# Thermodynamics- How much Ice is melted?

1. Apr 30, 2008

### seichan

1. The problem statement, all variables and given/known data
0.175 kg of water at 88.0 degC is poured into an insulated cup containing 0.212 kg of ice initially at 0 degC. How many kg of liquid will there be when the system reaches thermal equilibrium?

2. Relevant equations
Qwater=-Qice
q=mc(Tf-Ti)
Cwater= 4187 J/kg degC
Cice=2090 J/kg degC [not sure on this one, had to look it up]

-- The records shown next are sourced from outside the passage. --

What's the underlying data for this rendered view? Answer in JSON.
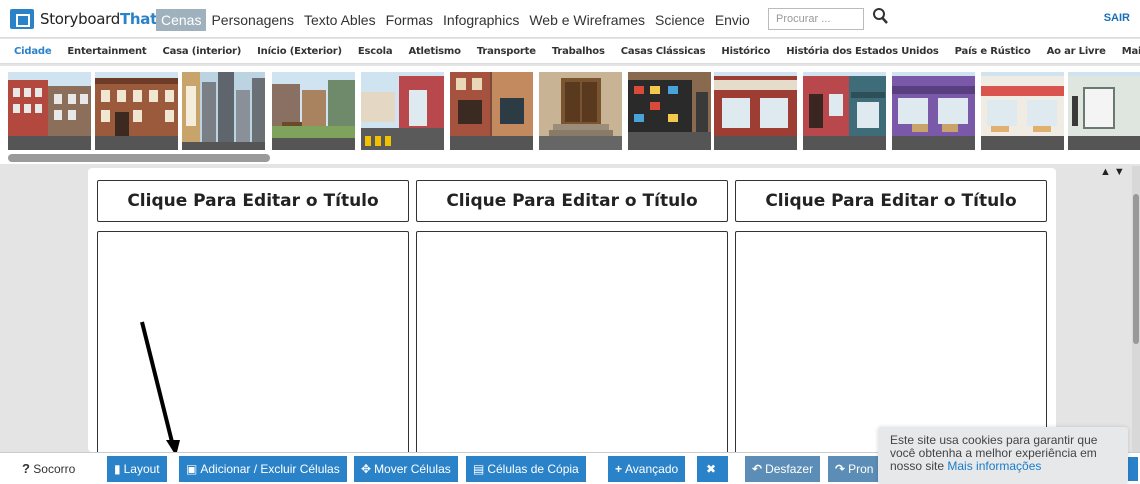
{
  "brand": {
    "name_part1": "Storyboard",
    "name_part2": "That"
  },
  "nav": {
    "items": [
      "Cenas",
      "Personagens",
      "Texto Ables",
      "Formas",
      "Infographics",
      "Web e Wireframes",
      "Science",
      "Envio"
    ],
    "search_placeholder": "Procurar ...",
    "logout": "SAIR"
  },
  "categories": [
    "Cidade",
    "Entertainment",
    "Casa (interior)",
    "Início (Exterior)",
    "Escola",
    "Atletismo",
    "Transporte",
    "Trabalhos",
    "Casas Clássicas",
    "Histórico",
    "História dos Estados Unidos",
    "País e Rústico",
    "Ao ar Livre",
    "Mais"
  ],
  "storyboard": {
    "titles": [
      "Clique Para Editar o Título",
      "Clique Para Editar o Título",
      "Clique Para Editar o Título"
    ],
    "zoom": "▲▼"
  },
  "toolbar": {
    "help": "Socorro",
    "layout": "Layout",
    "add_remove": "Adicionar / Excluir Células",
    "move": "Mover Células",
    "copy": "Células de Cópia",
    "advanced": "Avançado",
    "undo": "Desfazer",
    "redo": "Pron"
  },
  "cookie": {
    "text": "Este site usa cookies para garantir que você obtenha a melhor experiência em nosso site ",
    "link": "Mais informações"
  },
  "colors": {
    "accent": "#2a82c9",
    "active_nav": "#9fb1bd"
  }
}
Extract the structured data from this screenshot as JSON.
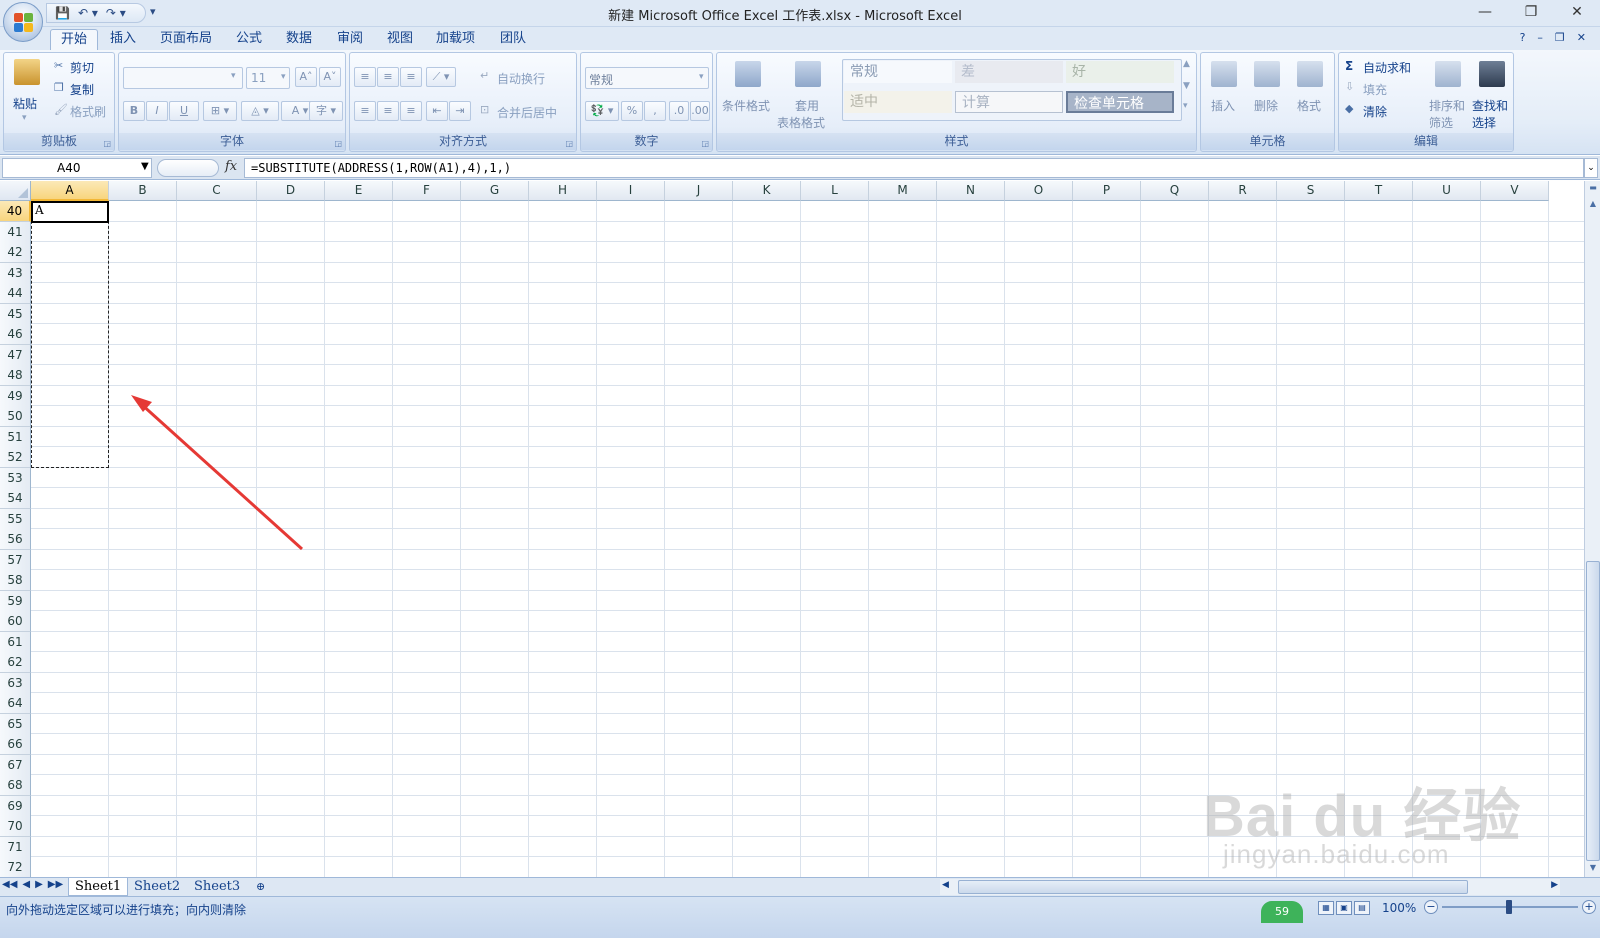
{
  "window": {
    "title": "新建 Microsoft Office Excel 工作表.xlsx - Microsoft Excel",
    "controls": [
      "—",
      "❐",
      "✕"
    ]
  },
  "qat": {
    "save": "💾",
    "undo": "↶ ▾",
    "redo": "↷ ▾",
    "more": "▾"
  },
  "tabs": [
    "开始",
    "插入",
    "页面布局",
    "公式",
    "数据",
    "审阅",
    "视图",
    "加载项",
    "团队"
  ],
  "tabs_right": [
    "?",
    "–",
    "❐",
    "✕"
  ],
  "ribbon": {
    "clipboard": {
      "paste": "粘贴",
      "cut": "剪切",
      "copy": "复制",
      "format_painter": "格式刷",
      "label": "剪贴板"
    },
    "font": {
      "font_size": "11",
      "grow": "A˄",
      "shrink": "A˅",
      "bold": "B",
      "italic": "I",
      "underline": "U",
      "label": "字体"
    },
    "alignment": {
      "wrap": "自动换行",
      "merge": "合并后居中",
      "label": "对齐方式"
    },
    "number": {
      "format": "常规",
      "percent": "%",
      "comma": ",",
      "label": "数字"
    },
    "styles": {
      "conditional": "条件格式",
      "table_line1": "套用",
      "table_line2": "表格格式",
      "normal": "常规",
      "bad": "差",
      "good": "好",
      "neutral": "适中",
      "calc": "计算",
      "check": "检查单元格",
      "label": "样式"
    },
    "cells": {
      "insert": "插入",
      "delete": "删除",
      "format": "格式",
      "label": "单元格"
    },
    "editing": {
      "autosum": "自动求和",
      "fill": "填充",
      "clear": "清除",
      "sort_line1": "排序和",
      "sort_line2": "筛选",
      "find_line1": "查找和",
      "find_line2": "选择",
      "label": "编辑"
    }
  },
  "formula_bar": {
    "name_box": "A40",
    "fx": "fx",
    "formula": "=SUBSTITUTE(ADDRESS(1,ROW(A1),4),1,)"
  },
  "grid": {
    "columns": [
      "A",
      "B",
      "C",
      "D",
      "E",
      "F",
      "G",
      "H",
      "I",
      "J",
      "K",
      "L",
      "M",
      "N",
      "O",
      "P",
      "Q",
      "R",
      "S",
      "T",
      "U",
      "V"
    ],
    "rows": [
      "40",
      "41",
      "42",
      "43",
      "44",
      "45",
      "46",
      "47",
      "48",
      "49",
      "50",
      "51",
      "52",
      "53",
      "54",
      "55",
      "56",
      "57",
      "58",
      "59",
      "60",
      "61",
      "62",
      "63",
      "64",
      "65",
      "66",
      "67",
      "68",
      "69",
      "70",
      "71",
      "72"
    ],
    "cell_a40": "A",
    "selected_column": "A",
    "selected_row": "40"
  },
  "watermark": {
    "main": "Bai du 经验",
    "sub": "jingyan.baidu.com"
  },
  "sheets": [
    "Sheet1",
    "Sheet2",
    "Sheet3"
  ],
  "sheet_nav": [
    "◀◀",
    "◀",
    "▶",
    "▶▶"
  ],
  "status": {
    "message": "向外拖动选定区域可以进行填充；向内则清除",
    "badge": "59",
    "zoom": "100%"
  },
  "colors": {
    "accent": "#15428b",
    "ribbon_bg": "#dfe9f5",
    "selection": "#f8d57e",
    "arrow": "#e53935"
  }
}
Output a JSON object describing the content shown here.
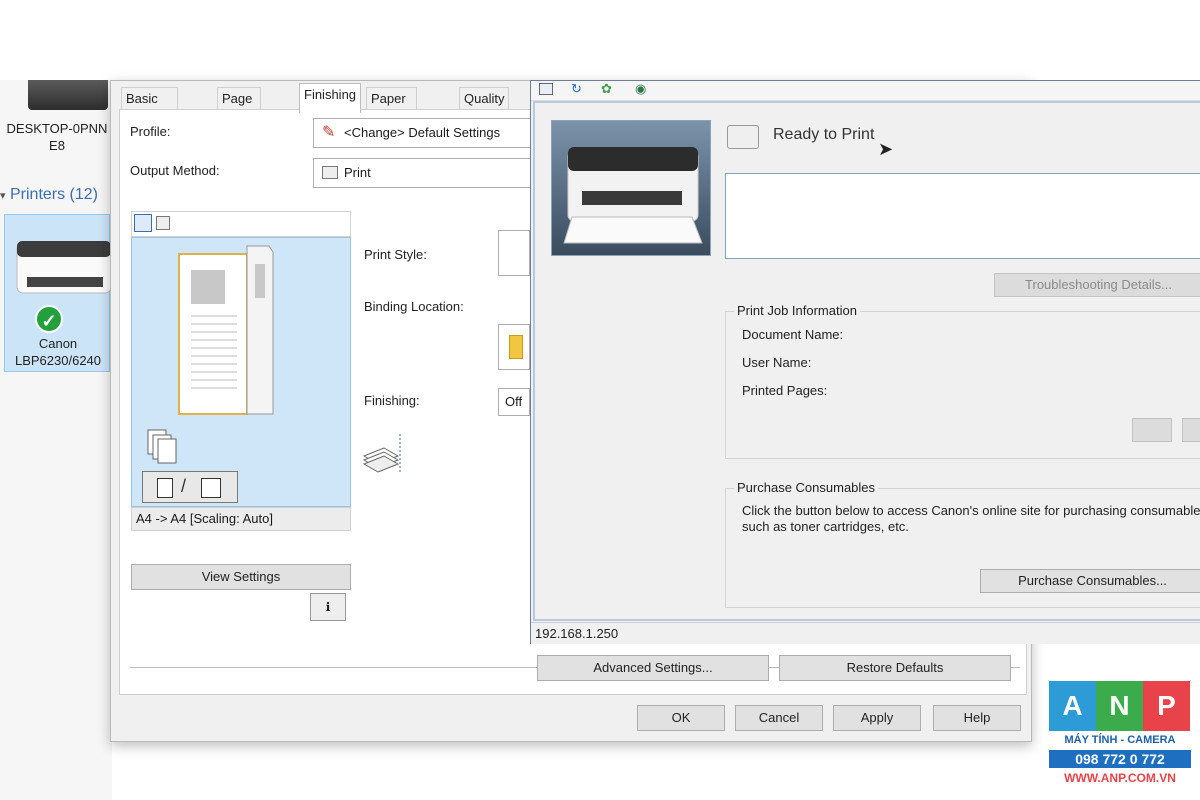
{
  "explorer": {
    "computer_name": "DESKTOP-0PNN E8",
    "printers_header": "Printers (12)",
    "printer_label_line1": "Canon",
    "printer_label_line2": "LBP6230/6240"
  },
  "prefs": {
    "tabs": [
      "Basic Settings",
      "Page Setup",
      "Finishing",
      "Paper Source",
      "Quality"
    ],
    "active_tab": "Finishing",
    "profile_label": "Profile:",
    "profile_value": "<Change> Default Settings",
    "output_method_label": "Output Method:",
    "output_method_value": "Print",
    "preview_caption": "A4 -> A4 [Scaling: Auto]",
    "view_settings": "View Settings",
    "print_style_label": "Print Style:",
    "binding_location_label": "Binding Location:",
    "finishing_label": "Finishing:",
    "finishing_value": "Off",
    "advanced_settings": "Advanced Settings...",
    "restore_defaults": "Restore Defaults",
    "ok": "OK",
    "cancel": "Cancel",
    "apply": "Apply",
    "help": "Help"
  },
  "status_window": {
    "status": "Ready to Print",
    "troubleshooting": "Troubleshooting Details...",
    "print_job_group": "Print Job Information",
    "document_name": "Document Name:",
    "user_name": "User Name:",
    "printed_pages": "Printed Pages:",
    "purchase_group": "Purchase Consumables",
    "purchase_text_1": "Click the button below to access Canon's online site for purchasing consumables",
    "purchase_text_2": "such as toner cartridges, etc.",
    "purchase_button": "Purchase Consumables...",
    "ip_address": "192.168.1.250"
  },
  "logo": {
    "letters": [
      "A",
      "N",
      "P"
    ],
    "tagline": "MÁY TÍNH - CAMERA",
    "phone": "098 772 0 772",
    "website": "WWW.ANP.COM.VN",
    "colors": {
      "a": "#2d9bd6",
      "n": "#3cab4c",
      "p": "#e8434a",
      "text": "#1e5fa8",
      "phone_bg": "#1e6fc0"
    }
  }
}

3. The attempt at a solution
Alright, I know how to get the final temperature of the solution:
q=mc(Tf-Ti)
.175(4187)(Tf-Ti)=-.212(2090)(Tf-Ti)
.175(4187)Tf-.175(4220)(88+273)=-.212(2090)Tf
.175(4187)Tf+.212(2090)Tf=.175(4187)(88)
Tf=[.175(4187)(88)]/[.175(4187)+.212(2090)]
What I'm not sure of is how much of the ice this melts into water... I considered putting the temperature back into the equilibrium equation and solving for how much mass it must take, but I'm very confused as to how to denote the change in mass, considering the fact that the final masses of both the ice and the water are unknown.
Qwater=-Qice
(mi(water)-mf(water))(4187)([.175(4187)(88)]/[.175(4187)+.212(2090)]-88)=-(mi(ice)-mf(ice)(4187)([.175(4187)(88)]/[.175(4187)+.212(2090)])
(.175-mf(water))(4187)([.175(4187)(88)]/[.175(4187)+.212(2090)]-88)=-(.212-mf(ice)(4187)([.175(4187)(88)]/[.175(4187)+.212(2090)])

Any help would be appreciated.

Last edited: Apr 30, 2008
2. Apr 30, 2008

### alphysicist

Hi seichan,

You do use $q=m c (\Delta T)$ for the heat flow in or out required to change the temperature of a mass m of a substance. However, here the ice is initially at zero degrees celsius. As the heat initially begins flowing into the ice, it begins melting, but it's temperature does not change until it completely melts. How is heat flow related to the mass of ice that has melted?